China factor driving oil prices
(CNN) -- Surging Chinese demand is underpinning the recent spike in the price of oil, figures from the International Energy Agency (IEA) show.
This "China factor" has more bearing on oil prices than the "risk factor" coming from global tensions, some experts say.
While speculative buying on heightened tension in the Middle East is seen as the reason oil futures touched a 21-year high of $41.85 a barrel in New York earlier this month, oil experts insist the price rises are driven primarily by demand growth -- about half of which is coming from China.
An energy exporter until just a few years ago, China is now the world's fastest growing major importer of oil.
In the first three months of 2004, when China's economy grew at a breakneck pace of 9.7 percent, demand for oil in China grew almost 1 million barrels a day.
Naomi Fink, a senior analyst with BNP Paribas in Tokyo, told CNN Monday that "so far, we are seeing demand-driven price increases".
With the Chinese government determined to slow the pace of economic growth, analysts say oil prices could drop sharply next year in response to cooling demand.
Andy Xie, Hong Kong-based chief Asia economist for Morgan Stanley, believes the oil price spike is a result of China's investment overshooting, leading to a shortage of electricity that has seen diesel being substituted for coal to generate power.

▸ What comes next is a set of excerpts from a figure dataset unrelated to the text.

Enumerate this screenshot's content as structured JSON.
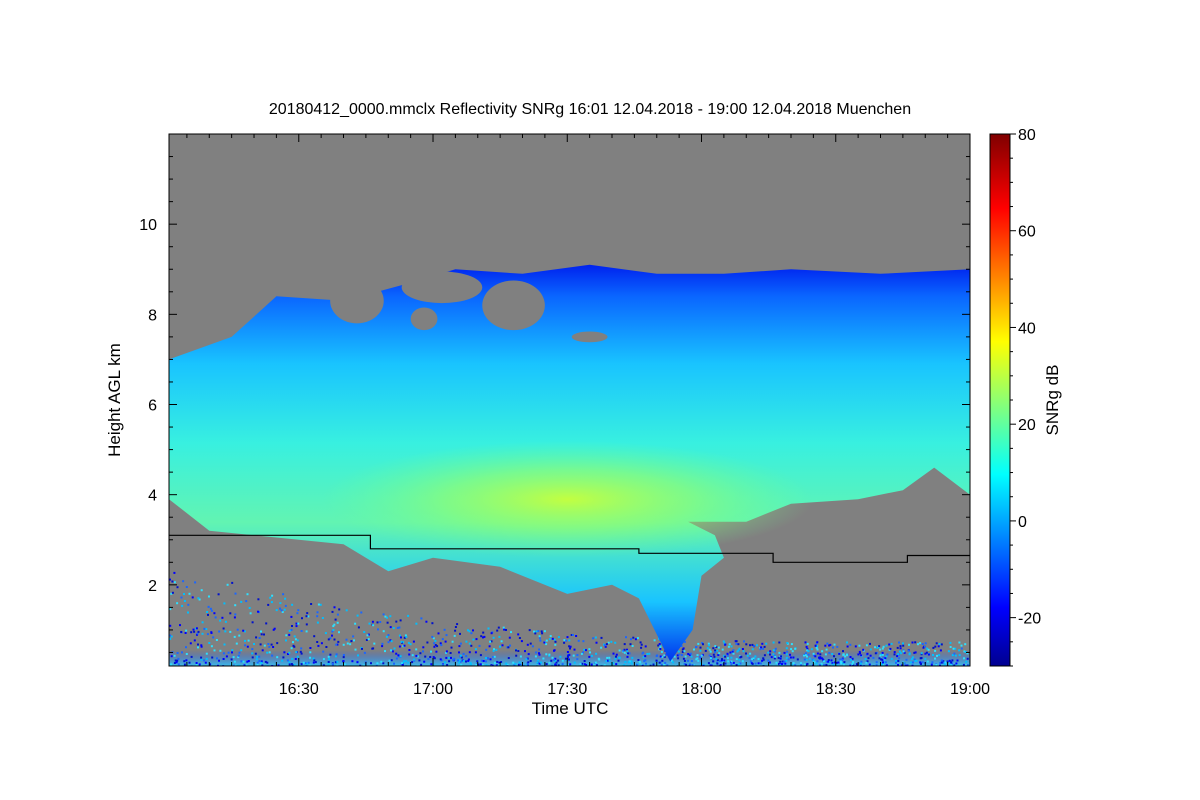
{
  "chart_data": {
    "type": "heatmap",
    "title": "20180412_0000.mmclx Reflectivity SNRg   16:01 12.04.2018 - 19:00 12.04.2018 Muenchen",
    "xlabel": "Time UTC",
    "ylabel": "Height AGL km",
    "colorbar_label": "SNRg dB",
    "x_range": [
      "16:01",
      "19:00"
    ],
    "y_range_km": [
      0.2,
      12.0
    ],
    "x_ticks": [
      {
        "t": "16:30",
        "label": "16:30"
      },
      {
        "t": "17:00",
        "label": "17:00"
      },
      {
        "t": "17:30",
        "label": "17:30"
      },
      {
        "t": "18:00",
        "label": "18:00"
      },
      {
        "t": "18:30",
        "label": "18:30"
      },
      {
        "t": "19:00",
        "label": "19:00"
      }
    ],
    "y_ticks": [
      {
        "v": 2,
        "label": "2"
      },
      {
        "v": 4,
        "label": "4"
      },
      {
        "v": 6,
        "label": "6"
      },
      {
        "v": 8,
        "label": "8"
      },
      {
        "v": 10,
        "label": "10"
      }
    ],
    "colorbar": {
      "range_db": [
        -30,
        80
      ],
      "colormap": "jet",
      "ticks": [
        {
          "v": -20,
          "label": "-20"
        },
        {
          "v": 0,
          "label": "0"
        },
        {
          "v": 20,
          "label": "20"
        },
        {
          "v": 40,
          "label": "40"
        },
        {
          "v": 60,
          "label": "60"
        },
        {
          "v": 80,
          "label": "80"
        }
      ]
    },
    "background_no_signal_color": "#808080",
    "cloud_top_km": [
      {
        "t": "16:01",
        "v": 7.0
      },
      {
        "t": "16:15",
        "v": 7.5
      },
      {
        "t": "16:25",
        "v": 8.4
      },
      {
        "t": "16:40",
        "v": 8.3
      },
      {
        "t": "16:55",
        "v": 8.7
      },
      {
        "t": "17:05",
        "v": 9.0
      },
      {
        "t": "17:20",
        "v": 8.9
      },
      {
        "t": "17:35",
        "v": 9.1
      },
      {
        "t": "17:50",
        "v": 8.9
      },
      {
        "t": "18:05",
        "v": 8.9
      },
      {
        "t": "18:20",
        "v": 9.0
      },
      {
        "t": "18:40",
        "v": 8.9
      },
      {
        "t": "19:00",
        "v": 9.0
      }
    ],
    "cloud_base_km": [
      {
        "t": "16:01",
        "v": 3.9
      },
      {
        "t": "16:10",
        "v": 3.2
      },
      {
        "t": "16:25",
        "v": 3.05
      },
      {
        "t": "16:40",
        "v": 2.9
      },
      {
        "t": "16:50",
        "v": 2.3
      },
      {
        "t": "17:00",
        "v": 2.6
      },
      {
        "t": "17:15",
        "v": 2.4
      },
      {
        "t": "17:30",
        "v": 1.8
      },
      {
        "t": "17:40",
        "v": 2.0
      },
      {
        "t": "17:46",
        "v": 1.7
      },
      {
        "t": "17:53",
        "v": 0.3
      },
      {
        "t": "17:58",
        "v": 1.0
      },
      {
        "t": "18:00",
        "v": 2.2
      },
      {
        "t": "18:05",
        "v": 2.6
      },
      {
        "t": "18:03",
        "v": 3.1
      },
      {
        "t": "17:57",
        "v": 3.4
      },
      {
        "t": "18:10",
        "v": 3.4
      },
      {
        "t": "18:20",
        "v": 3.8
      },
      {
        "t": "18:35",
        "v": 3.9
      },
      {
        "t": "18:45",
        "v": 4.1
      },
      {
        "t": "18:52",
        "v": 4.6
      },
      {
        "t": "19:00",
        "v": 4.0
      }
    ],
    "peak_region": {
      "t": "17:30",
      "v": 3.9,
      "snrg_db": 30
    },
    "melting_layer_km": [
      {
        "t": "16:01",
        "v": 3.1
      },
      {
        "t": "16:46",
        "v": 3.1
      },
      {
        "t": "16:46",
        "v": 2.8
      },
      {
        "t": "17:46",
        "v": 2.8
      },
      {
        "t": "17:46",
        "v": 2.7
      },
      {
        "t": "18:16",
        "v": 2.7
      },
      {
        "t": "18:16",
        "v": 2.5
      },
      {
        "t": "18:46",
        "v": 2.5
      },
      {
        "t": "18:46",
        "v": 2.65
      },
      {
        "t": "19:00",
        "v": 2.65
      }
    ]
  }
}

In a commentary released Sunday, Xie said he expected China's electricity shortage would peak in the northern summer and fixed investment would decelerate sharply in the second half of this year.
This would see the oil price reverting to a mean of about $25 a barrel towards the end of this year, and falling below the mean in 2005, Xie said.
Saudi Oil Minister Ali al-Naimi is proposing an increase of 2 million barrels per day.
GLOBAL OIL BALANCE
(millions of barrels per day)
Demand, May 2004: 80.6
Supply, May 2004: 81.5
Growth over 2003: 2.0
Source: International Energy Agency, May 2004
In Xie's view, world oil prices could become captive to Chinese demand fluctuations, in the same way that metal prices are now driven by China's investment cycle.
Based on long-term trends, Xie says China's oil consumption could double from 7 million barrels a day now to 14 million a day by 2014. But he says China cannot afford this, and so must become more energy-efficient or find substitutes for oil.
Despite this China factor, the international political focus remains on the actions of OPEC and key producers such as Saudi Arabia, which on Friday proposed that OPEC pump an extra two million barrels of oil a day.
That would lift the 11-member cartel's official production ceiling to 25.5 million barrels a day. Output by the OPEC-10 (which excludes Iraq) has been running slightly above this figure for the past six months.
But the Saudi plan did not win enough support at a weekend meeting in Amsterdam attended by OPEC oil ministers, and will now be discussed when OPEC members meet in Beirut on June 3.
On Sunday, the world's richest economies -- the Group of Seven -- called on oil producers to pump enough oil to support the world's rapid economic growth pace. (G7 calls for more)
But latest IEA figures show production is more than meeting demand.
According to the IEA's May oil market report, global demand this year is running at 80.6 million barrels a day.
World oil production fell by 440,000 barrels a day in April to 81.5 million barrels, with the supply by OPEC members falling by 415,000 barrels a day.
Non-OPEC oil comes primarily from the former USSR (mainly Russia and Kazakhstan), with more than 11 million barrels a day, followed by Latin America on 4.08 mbpd, Africa 3.46 mbpd and China 3.40 million bpd.
The G7, made up of the United States, Japan, the United Kingdom, France, Germany, Italy and Canada, said Sunday the global economy is enjoying its fastest expansion in 15 years, with growth rates of around 4.25 percent.
To maintain that pace, the G7 supports oil supply increases along the lines of the proposal by Saudi Arabia.
Gas prices in the United States have climbed sharply over the past two weeks, rising more than 14 cents to an average of $2.07 per gallon, according to a nationwide survey released Sunday. (U.S. gas prices rise)
On Monday U.S. oil prices fell almost one percent. U.S. light crude (CLc1) sank to an intraday low of $39.48 a barrel, extending Friday's 87-cent fall to below the $40-a-barrel threshold after Saudi oil minister Ali al-Naimi announced the proposal.
According to Venezuela's Energy Minister Rafael Ramirez, oil prices will fall when Middle East tensions ease and speculators step back.
He said at the weekend there was a premium of $8 a barrel in oil prices because of fears of sabotage attacks on key oil infrastructure in the Middle East, which holds two-thirds of global reserves.